To parse a JSON payload into an Order object, we use json.Unmarshal.

var order Order
if err := json.Unmarshal(data, &order); err != nil {
    return fmt.Errorf("parse order: %w", err)
}

fmt.Println(order)

Using json.Decoder

The encoding/json package exports json.Decoder, which provides more control over JSON parsing. Part of its interface is shown below.

type Decoder
    func NewDecoder(io.Reader) *Decoder
	func (*Decoder) Decode(interface{}) error

The following use of json.NewDecoder to parse a single JSON value is roughly equivalent to the prior use of json.Unmarshal.

var order Order
if err := json.NewDecoder(src).Decode(&order); err != nil {
    return fmt.Errorf("parse order: %w", err)
}

fmt.Println(order)

It’s roughly equivalent with one significant difference: the input is now an io.Reader instead of a []byte.

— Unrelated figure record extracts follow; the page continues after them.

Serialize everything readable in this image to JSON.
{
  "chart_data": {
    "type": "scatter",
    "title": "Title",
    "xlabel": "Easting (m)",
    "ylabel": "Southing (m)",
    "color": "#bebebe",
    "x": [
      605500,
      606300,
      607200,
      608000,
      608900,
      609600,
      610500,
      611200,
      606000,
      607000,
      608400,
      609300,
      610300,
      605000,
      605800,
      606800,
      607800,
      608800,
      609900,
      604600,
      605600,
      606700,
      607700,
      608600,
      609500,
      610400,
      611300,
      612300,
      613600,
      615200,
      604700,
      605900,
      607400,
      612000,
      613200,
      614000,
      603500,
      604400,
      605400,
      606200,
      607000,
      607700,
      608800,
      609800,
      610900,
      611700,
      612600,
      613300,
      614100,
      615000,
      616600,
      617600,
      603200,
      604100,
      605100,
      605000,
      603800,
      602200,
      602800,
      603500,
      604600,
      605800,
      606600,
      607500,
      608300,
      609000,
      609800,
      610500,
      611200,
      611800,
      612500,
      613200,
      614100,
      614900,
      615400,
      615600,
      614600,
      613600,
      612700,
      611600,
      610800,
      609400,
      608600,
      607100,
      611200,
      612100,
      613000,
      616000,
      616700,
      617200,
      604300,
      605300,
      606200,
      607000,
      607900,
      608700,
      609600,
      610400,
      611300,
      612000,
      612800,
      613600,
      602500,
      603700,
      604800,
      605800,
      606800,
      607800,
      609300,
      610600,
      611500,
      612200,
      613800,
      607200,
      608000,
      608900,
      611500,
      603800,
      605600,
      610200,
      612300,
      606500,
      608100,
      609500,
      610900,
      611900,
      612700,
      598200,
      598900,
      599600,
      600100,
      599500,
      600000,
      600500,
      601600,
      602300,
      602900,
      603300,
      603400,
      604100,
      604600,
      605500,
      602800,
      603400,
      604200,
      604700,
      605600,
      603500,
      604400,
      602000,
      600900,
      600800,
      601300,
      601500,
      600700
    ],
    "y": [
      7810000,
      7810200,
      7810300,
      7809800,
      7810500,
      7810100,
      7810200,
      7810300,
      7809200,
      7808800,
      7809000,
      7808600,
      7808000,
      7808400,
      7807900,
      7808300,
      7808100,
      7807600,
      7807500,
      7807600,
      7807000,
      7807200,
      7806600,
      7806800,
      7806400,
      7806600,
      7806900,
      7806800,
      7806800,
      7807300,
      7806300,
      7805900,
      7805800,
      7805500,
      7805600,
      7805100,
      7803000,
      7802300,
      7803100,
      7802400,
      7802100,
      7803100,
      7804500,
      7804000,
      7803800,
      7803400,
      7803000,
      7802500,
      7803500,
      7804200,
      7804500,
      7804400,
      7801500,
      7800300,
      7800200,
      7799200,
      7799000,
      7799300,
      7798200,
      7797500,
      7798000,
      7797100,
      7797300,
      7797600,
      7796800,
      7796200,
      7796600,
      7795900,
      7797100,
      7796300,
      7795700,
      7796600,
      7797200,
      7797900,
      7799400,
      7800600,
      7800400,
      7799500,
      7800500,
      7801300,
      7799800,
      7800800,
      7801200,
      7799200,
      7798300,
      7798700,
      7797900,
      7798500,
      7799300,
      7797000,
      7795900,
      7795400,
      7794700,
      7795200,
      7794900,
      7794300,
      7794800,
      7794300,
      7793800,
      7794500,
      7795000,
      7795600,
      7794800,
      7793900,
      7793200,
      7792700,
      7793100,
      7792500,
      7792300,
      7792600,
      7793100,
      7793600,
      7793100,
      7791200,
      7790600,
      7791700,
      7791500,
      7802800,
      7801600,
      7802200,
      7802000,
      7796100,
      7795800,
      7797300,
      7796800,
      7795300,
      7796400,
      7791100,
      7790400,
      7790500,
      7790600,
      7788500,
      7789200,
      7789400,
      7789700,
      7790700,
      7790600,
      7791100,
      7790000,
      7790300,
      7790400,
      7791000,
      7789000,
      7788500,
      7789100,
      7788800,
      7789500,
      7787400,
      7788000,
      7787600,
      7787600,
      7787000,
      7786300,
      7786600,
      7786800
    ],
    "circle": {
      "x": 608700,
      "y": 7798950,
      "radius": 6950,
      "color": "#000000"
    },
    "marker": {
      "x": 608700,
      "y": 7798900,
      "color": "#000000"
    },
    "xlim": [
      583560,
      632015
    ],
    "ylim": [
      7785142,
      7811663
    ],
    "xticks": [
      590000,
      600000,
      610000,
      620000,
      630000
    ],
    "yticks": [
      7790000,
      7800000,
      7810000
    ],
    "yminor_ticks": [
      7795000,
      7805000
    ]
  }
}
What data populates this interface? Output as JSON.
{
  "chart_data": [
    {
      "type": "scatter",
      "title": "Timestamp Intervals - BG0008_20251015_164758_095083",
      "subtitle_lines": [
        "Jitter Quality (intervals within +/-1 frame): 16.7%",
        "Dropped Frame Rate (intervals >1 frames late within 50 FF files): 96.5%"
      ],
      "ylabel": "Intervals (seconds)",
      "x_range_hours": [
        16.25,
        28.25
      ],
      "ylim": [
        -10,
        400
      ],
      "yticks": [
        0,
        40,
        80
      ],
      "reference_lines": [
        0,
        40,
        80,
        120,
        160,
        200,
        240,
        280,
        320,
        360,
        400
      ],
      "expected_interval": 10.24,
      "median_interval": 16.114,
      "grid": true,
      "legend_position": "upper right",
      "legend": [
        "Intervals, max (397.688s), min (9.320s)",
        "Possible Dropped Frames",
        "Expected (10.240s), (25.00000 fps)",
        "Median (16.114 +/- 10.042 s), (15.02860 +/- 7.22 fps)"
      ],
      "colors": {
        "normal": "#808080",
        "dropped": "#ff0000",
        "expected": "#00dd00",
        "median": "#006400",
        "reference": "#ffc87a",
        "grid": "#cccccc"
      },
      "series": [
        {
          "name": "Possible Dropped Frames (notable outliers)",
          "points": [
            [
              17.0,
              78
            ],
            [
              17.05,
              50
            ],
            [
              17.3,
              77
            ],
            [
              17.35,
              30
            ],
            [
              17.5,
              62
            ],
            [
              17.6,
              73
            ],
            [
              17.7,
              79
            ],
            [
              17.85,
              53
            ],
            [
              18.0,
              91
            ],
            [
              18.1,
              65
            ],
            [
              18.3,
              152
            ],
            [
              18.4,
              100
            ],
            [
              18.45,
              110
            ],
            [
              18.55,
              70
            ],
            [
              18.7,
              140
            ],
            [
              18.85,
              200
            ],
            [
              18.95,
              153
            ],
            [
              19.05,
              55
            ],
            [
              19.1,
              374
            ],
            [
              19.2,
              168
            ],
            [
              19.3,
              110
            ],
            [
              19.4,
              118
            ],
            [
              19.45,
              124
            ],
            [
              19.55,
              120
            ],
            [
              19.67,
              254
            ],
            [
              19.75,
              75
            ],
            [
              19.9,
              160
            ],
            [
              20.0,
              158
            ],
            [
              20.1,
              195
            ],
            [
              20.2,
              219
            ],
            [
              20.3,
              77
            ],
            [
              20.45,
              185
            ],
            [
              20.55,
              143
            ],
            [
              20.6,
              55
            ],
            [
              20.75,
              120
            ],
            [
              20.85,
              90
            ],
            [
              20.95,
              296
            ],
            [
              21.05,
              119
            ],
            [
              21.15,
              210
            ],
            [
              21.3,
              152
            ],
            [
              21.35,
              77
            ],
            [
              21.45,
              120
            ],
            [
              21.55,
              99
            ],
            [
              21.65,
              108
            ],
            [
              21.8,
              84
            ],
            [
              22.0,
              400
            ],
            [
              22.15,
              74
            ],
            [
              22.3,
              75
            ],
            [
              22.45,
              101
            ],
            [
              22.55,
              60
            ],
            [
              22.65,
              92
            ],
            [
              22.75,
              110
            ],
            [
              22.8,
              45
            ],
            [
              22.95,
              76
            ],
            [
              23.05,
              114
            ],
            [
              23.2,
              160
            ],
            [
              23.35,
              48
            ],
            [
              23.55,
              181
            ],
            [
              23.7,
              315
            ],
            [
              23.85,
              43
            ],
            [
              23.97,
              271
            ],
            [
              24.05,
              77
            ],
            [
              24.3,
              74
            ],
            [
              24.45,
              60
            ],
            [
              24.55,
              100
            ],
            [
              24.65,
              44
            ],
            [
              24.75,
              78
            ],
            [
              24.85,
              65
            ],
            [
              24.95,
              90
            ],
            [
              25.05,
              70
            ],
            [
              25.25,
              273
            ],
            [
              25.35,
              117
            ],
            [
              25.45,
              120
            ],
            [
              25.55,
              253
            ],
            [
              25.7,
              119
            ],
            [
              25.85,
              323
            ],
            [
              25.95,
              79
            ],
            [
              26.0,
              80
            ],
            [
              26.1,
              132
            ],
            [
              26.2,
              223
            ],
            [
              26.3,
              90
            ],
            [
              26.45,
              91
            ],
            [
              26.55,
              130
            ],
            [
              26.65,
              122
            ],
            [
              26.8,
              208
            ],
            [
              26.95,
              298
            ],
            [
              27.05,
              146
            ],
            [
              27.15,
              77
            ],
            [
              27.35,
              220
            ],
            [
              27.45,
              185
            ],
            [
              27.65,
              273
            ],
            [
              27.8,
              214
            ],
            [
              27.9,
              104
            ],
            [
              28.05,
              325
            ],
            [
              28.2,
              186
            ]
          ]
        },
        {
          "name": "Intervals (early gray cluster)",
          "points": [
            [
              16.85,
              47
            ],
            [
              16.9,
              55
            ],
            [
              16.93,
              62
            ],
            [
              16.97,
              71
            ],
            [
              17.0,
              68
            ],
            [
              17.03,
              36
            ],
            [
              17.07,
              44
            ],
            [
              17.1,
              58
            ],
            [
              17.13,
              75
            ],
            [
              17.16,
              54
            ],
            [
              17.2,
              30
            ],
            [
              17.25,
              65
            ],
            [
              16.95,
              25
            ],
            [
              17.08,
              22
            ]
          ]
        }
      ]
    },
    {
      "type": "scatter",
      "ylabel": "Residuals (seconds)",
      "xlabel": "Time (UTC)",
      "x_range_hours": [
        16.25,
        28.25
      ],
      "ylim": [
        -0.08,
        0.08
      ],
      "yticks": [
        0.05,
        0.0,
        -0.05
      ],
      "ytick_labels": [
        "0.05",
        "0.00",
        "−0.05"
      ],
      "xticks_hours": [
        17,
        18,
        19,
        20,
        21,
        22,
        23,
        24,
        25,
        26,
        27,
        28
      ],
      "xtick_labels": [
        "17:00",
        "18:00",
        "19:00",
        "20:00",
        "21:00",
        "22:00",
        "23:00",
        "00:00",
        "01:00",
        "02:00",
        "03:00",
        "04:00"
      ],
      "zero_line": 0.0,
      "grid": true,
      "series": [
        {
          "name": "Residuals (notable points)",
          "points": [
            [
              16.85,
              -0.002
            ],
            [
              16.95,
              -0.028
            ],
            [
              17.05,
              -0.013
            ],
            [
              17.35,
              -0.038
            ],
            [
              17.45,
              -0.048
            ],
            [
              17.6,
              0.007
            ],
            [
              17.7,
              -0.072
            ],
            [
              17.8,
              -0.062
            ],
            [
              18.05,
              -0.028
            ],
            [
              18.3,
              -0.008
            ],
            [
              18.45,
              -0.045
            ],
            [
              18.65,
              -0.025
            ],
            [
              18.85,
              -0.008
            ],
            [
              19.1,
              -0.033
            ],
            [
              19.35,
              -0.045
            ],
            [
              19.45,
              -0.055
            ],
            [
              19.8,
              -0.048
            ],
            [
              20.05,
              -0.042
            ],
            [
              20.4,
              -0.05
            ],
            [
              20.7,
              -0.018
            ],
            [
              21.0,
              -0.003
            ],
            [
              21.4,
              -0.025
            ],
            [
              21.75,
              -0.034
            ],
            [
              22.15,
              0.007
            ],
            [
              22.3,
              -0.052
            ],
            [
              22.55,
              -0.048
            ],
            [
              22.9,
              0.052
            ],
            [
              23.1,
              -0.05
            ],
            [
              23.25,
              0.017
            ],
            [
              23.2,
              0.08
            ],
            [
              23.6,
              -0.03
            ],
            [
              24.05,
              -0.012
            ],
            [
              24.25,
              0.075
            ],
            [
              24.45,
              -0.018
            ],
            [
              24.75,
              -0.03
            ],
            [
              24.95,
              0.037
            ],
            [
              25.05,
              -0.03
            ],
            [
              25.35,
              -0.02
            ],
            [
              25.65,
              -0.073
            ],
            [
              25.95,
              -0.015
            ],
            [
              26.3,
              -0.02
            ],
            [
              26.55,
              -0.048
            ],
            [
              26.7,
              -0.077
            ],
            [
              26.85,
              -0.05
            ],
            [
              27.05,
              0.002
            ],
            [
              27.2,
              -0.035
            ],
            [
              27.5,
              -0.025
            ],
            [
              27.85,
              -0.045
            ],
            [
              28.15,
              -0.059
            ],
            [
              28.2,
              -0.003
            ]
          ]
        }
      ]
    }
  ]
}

json.Unmarshal(data, &order)			// data is a []byte
json.NewDecoder(src).Decode(&order)		// src is an io.Reader

Parsing Newline Delimited JSON

json.Decoder can parse a JSON value from an io.Reader without reading its entire contents.

Additionally, if the same decoder is read from multiple times, it parses consecutive JSON values from the io.Reader.

decoder := json.NewDecoder(src)

var o1 Order
if err := decoder.Decode(&o1); err != nil {
    return err
}

var o2 Order
if err := decoder.Decode(&o2); err != nil {
    return err
}

// ...

However, it’s unclear when we should stop reading. To help with that, json.Decoder includes the More() bool method, which reports whether there’s more JSON input available on the io.Reader.

type Decoder
    func (*Decoder) More() bool

With its help, we can use json.Decoder to parse Newline Delimited JSON like so.

decoder := json.NewDecoder(src)
for decoder.More() {
	var order Order
    if err := decoder.Decode(&order); err != nil {
    	return fmt.Errorf("parse order: %w", err)
    }

    fmt.Println(order)
}

Written on 2020-07-02.